Key findings from the study include:
• PV system characteristics have a strong influence on pricing: larger PV systems, even within the narrow range of 1 kW to 10 kW, are associated with lower prices per W; tracking, thin-film panels, building integrated panels, and batteries all increase prices; and systems installed as part of new home construction or that were self-installed have lower prices.
• Installer competition and consumer search costs affect pricing; for example, as the density of installers active in a local market increases, PV system pricing declines.
• Installer experience and economies of scale at the state and especially at the county level are found to reduce prices, consistent with a large literature on learning-by-doing in new technologies.
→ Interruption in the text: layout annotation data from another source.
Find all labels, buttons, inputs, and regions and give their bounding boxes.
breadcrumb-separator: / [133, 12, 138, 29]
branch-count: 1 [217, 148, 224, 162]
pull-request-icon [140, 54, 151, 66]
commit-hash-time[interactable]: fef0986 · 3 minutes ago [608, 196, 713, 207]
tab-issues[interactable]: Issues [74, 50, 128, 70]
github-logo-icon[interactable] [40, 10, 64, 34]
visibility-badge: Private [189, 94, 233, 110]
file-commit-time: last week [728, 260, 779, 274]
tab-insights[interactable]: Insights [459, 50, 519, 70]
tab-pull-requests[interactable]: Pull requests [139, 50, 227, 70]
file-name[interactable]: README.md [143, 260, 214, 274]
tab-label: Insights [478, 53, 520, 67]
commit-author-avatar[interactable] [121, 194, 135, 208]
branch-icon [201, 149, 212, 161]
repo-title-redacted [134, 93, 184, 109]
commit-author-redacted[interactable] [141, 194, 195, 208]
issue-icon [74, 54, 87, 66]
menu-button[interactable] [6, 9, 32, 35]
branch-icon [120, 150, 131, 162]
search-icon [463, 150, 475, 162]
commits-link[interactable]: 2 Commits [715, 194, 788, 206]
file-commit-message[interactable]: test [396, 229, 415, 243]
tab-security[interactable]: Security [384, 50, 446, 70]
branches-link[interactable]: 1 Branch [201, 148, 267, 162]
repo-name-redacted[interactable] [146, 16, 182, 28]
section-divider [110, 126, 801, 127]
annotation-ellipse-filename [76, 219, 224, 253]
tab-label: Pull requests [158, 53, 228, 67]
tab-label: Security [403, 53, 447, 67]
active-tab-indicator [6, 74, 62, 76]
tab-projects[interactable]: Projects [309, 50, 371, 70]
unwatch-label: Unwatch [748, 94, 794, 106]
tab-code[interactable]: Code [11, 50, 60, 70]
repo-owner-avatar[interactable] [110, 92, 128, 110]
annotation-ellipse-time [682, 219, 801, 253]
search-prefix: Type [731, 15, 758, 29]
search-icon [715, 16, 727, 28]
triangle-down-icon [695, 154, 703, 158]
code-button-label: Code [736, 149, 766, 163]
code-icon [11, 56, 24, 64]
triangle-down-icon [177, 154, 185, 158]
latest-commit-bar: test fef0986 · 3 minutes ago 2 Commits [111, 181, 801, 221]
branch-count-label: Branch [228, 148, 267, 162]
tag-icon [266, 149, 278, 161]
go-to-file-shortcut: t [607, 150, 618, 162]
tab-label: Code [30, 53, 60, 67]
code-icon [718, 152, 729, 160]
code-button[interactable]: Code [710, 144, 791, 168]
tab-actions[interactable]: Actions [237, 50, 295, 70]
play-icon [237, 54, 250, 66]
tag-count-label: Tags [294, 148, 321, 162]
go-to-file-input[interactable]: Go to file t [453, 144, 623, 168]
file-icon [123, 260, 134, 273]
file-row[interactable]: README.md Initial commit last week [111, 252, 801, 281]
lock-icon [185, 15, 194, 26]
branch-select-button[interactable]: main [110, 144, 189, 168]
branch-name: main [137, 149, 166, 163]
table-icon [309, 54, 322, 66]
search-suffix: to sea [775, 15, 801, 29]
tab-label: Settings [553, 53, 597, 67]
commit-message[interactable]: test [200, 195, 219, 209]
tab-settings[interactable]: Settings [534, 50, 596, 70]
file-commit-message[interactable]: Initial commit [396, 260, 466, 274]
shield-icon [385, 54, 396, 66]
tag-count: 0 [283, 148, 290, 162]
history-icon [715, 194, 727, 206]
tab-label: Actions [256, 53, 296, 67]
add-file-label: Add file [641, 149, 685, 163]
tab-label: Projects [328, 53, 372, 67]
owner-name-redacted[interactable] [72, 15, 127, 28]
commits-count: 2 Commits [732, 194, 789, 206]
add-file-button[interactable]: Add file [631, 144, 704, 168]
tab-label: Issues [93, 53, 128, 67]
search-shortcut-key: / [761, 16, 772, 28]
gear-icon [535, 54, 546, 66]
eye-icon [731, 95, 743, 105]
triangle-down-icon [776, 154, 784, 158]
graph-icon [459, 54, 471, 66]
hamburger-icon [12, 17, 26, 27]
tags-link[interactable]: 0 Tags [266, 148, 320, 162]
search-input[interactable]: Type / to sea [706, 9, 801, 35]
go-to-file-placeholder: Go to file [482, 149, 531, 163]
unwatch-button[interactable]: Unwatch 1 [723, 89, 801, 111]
• Policy variables influence prices, as regions with a higher “consumer value of solar,” which accounts for utility bill savings and incentives, tend to experience higher prices; these results may stem from a demand shift due to the higher incentives, or alternatively, may be a symptom of imperfect competition whereby installers are able to “value-price” systems based on consumer willingness to pay.
• Demographic factors influence prices: greater regional household density and household income increase prices, whereas greater levels of education in the region decrease prices.
• Factors that increase demand for or willingness to pay for PV, including many noted above and also including the aggregate number of PV systems in the local market, are found to increase system prices.
These results have several implications for policy:
• First, they provide a broad view of the factors influencing PV pricing. This overview is important given that price reduction is a stated policy objective.
• Second, several of the results are directly relevant for policymakers since they may involve market failures or other justifications for government intervention. Government efforts to foster a competitive market for PV, e.g., by encouraging entrants and reducing information search costs, have strong potential to bring down prices. Installer experience is also found to reduce prices. This result is important for forecasting future prices for PV systems, and indicates that efforts to increase deployment—whether publicly or privately funded—are likely to reduce costs.
• Finally, we find evidence of how policy actions, for example changes to the magnitude of financial incentives offered for PV, may directly influence prices. Attention may therefore be required when designing and evaluating deployment policies aimed at achieving cost reductions, given the potential for such policies to elevate prices in the short-term.